Fifteen minutes later, and after a necessary trip to the bathroom, the meal had served to relax Valor and she settled back to watch Kelyn finish his dairy-free chocolate cake. It didn’t sound appetizing, but it certainly looked lush and moist. He was a vegetarian? Must have been disgusted by her shoveling in the minimal bits of roast beef she’d dug out of the gravy. He’d not said anything, though.
“Why are you so nice?” she asked.
He paused, a forkload of cake suspended before his mouth. With a shrug, he offered, “It’s a Minnesota thing.”
“Sure, but that’s surface. And I’m from Minnesota.” She pointed to her chest. “Not so nice. Mostly. People are always nice to one another, but are they kind nice? Nice is doing so because you think it’s expected of you. Or because your mommy always told you ‘be nice.’ Kind nice is an innate calling to understand others and be accepting of them. That’s you.”
“I get that. I’ll cop to kind nice eighty percent of the time. But flattery will not get you a piece of this cake. I’m eating it all myself.” He forked in an appealing bite of layered chocolate frosting and cake. “See? Not so nice now, am I?”
She pouted about that. She’d wolfed down her dry cinnamon crumble so fast she hadn’t even tasted it. So she enjoyed a good meal. And this first-class stuff? Not too shabby, if sparse on the meat.
“I’m no nicer than the next guy, Valor. I’m just trying to walk through this life and world respectful of all those who have as many trials and tribulations as myself.”
“Yeah? What’s it take to piss off a guy like you?”
“Why do you want to piss me off?”
“I don’t. I’m just wondering what it takes. You can’t be nice all the time. Seriously. Be honest about the remaining twenty percent. If you had one day in Trouble’s shoes and could punch whoever or whatever because your temper flared as easily as his, what would it take to set you off?”
Kelyn set down the fork beside the half-eaten cake and rubbed the heel of his palm across his brow. “I guess it would have to be someone who harms another for malicious reasons.”
“Like a bully?”
“Maybe.”
“A murderer?”
“For sure.”
“So you’d take the law into your own hands, then?”
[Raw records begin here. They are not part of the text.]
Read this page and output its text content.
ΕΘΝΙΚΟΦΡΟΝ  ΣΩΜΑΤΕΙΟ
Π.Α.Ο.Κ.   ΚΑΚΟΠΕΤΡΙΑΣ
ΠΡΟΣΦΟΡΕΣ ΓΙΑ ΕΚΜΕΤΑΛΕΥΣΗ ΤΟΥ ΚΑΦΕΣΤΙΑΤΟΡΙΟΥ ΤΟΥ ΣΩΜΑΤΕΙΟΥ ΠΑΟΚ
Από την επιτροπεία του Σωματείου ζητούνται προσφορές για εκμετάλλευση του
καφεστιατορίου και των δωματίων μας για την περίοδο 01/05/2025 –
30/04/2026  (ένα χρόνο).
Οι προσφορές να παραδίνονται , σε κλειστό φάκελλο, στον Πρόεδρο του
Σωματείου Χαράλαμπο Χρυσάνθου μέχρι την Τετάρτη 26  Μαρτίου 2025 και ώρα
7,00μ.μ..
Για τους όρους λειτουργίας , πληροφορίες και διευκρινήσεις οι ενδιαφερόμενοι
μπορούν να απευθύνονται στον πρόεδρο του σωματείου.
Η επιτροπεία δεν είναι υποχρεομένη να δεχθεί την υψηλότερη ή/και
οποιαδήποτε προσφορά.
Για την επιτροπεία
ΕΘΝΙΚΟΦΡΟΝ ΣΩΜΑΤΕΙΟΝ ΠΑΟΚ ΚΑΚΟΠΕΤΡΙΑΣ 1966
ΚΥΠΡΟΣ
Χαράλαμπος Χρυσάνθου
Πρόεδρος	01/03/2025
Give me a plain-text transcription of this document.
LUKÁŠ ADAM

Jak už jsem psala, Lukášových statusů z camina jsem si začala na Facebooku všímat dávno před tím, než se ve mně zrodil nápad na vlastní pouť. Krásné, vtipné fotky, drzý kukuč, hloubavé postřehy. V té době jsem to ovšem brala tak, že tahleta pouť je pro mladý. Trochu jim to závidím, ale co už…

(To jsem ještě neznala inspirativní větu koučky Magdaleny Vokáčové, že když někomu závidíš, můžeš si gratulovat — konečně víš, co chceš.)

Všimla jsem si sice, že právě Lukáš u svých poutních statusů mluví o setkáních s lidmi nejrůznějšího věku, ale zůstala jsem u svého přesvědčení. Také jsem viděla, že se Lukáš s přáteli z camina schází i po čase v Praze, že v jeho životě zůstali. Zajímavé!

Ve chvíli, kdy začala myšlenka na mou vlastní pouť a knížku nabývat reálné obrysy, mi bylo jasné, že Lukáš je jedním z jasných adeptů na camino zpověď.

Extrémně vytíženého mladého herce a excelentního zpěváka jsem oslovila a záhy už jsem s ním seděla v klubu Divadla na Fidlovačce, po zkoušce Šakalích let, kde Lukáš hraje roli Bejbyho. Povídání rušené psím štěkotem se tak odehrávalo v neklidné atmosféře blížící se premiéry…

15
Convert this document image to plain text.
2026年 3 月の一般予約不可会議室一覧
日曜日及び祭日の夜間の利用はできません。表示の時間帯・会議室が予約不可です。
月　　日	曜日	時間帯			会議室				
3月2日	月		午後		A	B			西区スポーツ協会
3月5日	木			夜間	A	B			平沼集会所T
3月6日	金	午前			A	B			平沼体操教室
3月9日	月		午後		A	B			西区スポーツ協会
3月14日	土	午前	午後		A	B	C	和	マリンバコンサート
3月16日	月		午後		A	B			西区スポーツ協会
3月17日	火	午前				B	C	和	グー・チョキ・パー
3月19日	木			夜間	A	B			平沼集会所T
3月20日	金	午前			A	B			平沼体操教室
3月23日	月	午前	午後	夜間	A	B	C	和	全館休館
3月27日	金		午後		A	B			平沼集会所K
“That’s not what you asked me.”
“Right.” She sighed and turned toward him, nudging her shoulder into the seat. She’d already gone too far by sprawling across him while she slept. Best to be more careful about his personal space now. “Tell me what’s up between you and your brother and me.”
“What do you mean?”
“I know you think something about the two of us. I can sense it every time his name comes up.”
“Doesn’t matter.”
“It does. Because every time I mention Trouble, your fingers curl into fists. See? You just did it.”
He sighed and relaxed his fingers.
“Do you think me and your brother got it on?”
He didn’t answer and instead shoved in another bite of cake. The force with which he stabbed the helpless dessert said all she needed to know.
“We didn’t, Kelyn. I don’t know what Trouble has told you, but we are just friends. Always have been, always—well, the dude has been avoiding me since...you know.”
“He’s protective of me. Of all his siblings. If someone does us wrong, he’s going to retaliate.” His attention focused on her. His irises gleamed like gemstones. Faery eyes were gorgeous. She’d never seen anything so intense and precious. “So you’re telling me nothing has ever happened between the two of you? Be honest, I know you two do the Netflix-and-chill thing.”